Goodbye To All That
The Epilogue to Robert Graves’ seminal memoir 'Goodbye To All That' - the core of which emanates from his harrowing experiences in the First World War - contains a small Canadian gem. The book itself was published in 1929; the Epilogue was appended by Graves in 1957.
“Goodbye To All That reads as ripe ancient history now," Graves wrote, "and . . . many of the names that swim up from the past have acquired novel senses. For instance, mischievous young Corporal Mike Pearson, whom I recommended for a commission from the Oxford Cadet Battalion in 1917, has become Mr. Lester Pearson, Canada’s most famous citizen.”

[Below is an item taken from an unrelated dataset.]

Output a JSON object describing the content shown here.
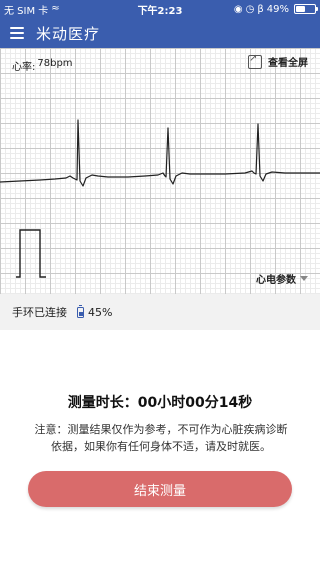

'Goodbye To All That' was required reading when I was at school in Scotland. Lester Pearson, as we know, was essentially the father of Canada’s outstanding reputation as a trusted nation of military peace-keepers. Pearson’s emphasis on peace-keeping came out of a profound knowledge of war and what it does to people; what it does especially to the soldiers who survive it, wounded, maimed or otherwise.
Perhaps it should be a requirement of all our politicians to engage in some level of military conflict. For better or worse they are the people who make the decisions, and perhaps that’s the only way they can understand what wars do. Re-reading ‘Goodbye To All That’ reminded me – if I ever needed reminding – that we who ignore our history will inevitably repeat it. It is tragically sad, and unspeakably dangerous, that so many of our leaders today seem bent on obliterating knowledge of our past. Mike Pearson, who was arguably the most humane and decent of Canada’s Prime Ministers, must be spinning in his grave.
The Robert Graves’ archives rest in several libraries and institutions around the world. The Special Collections section at the University of Victoria in British Columbia has a sizeable inventory of Graves's papers.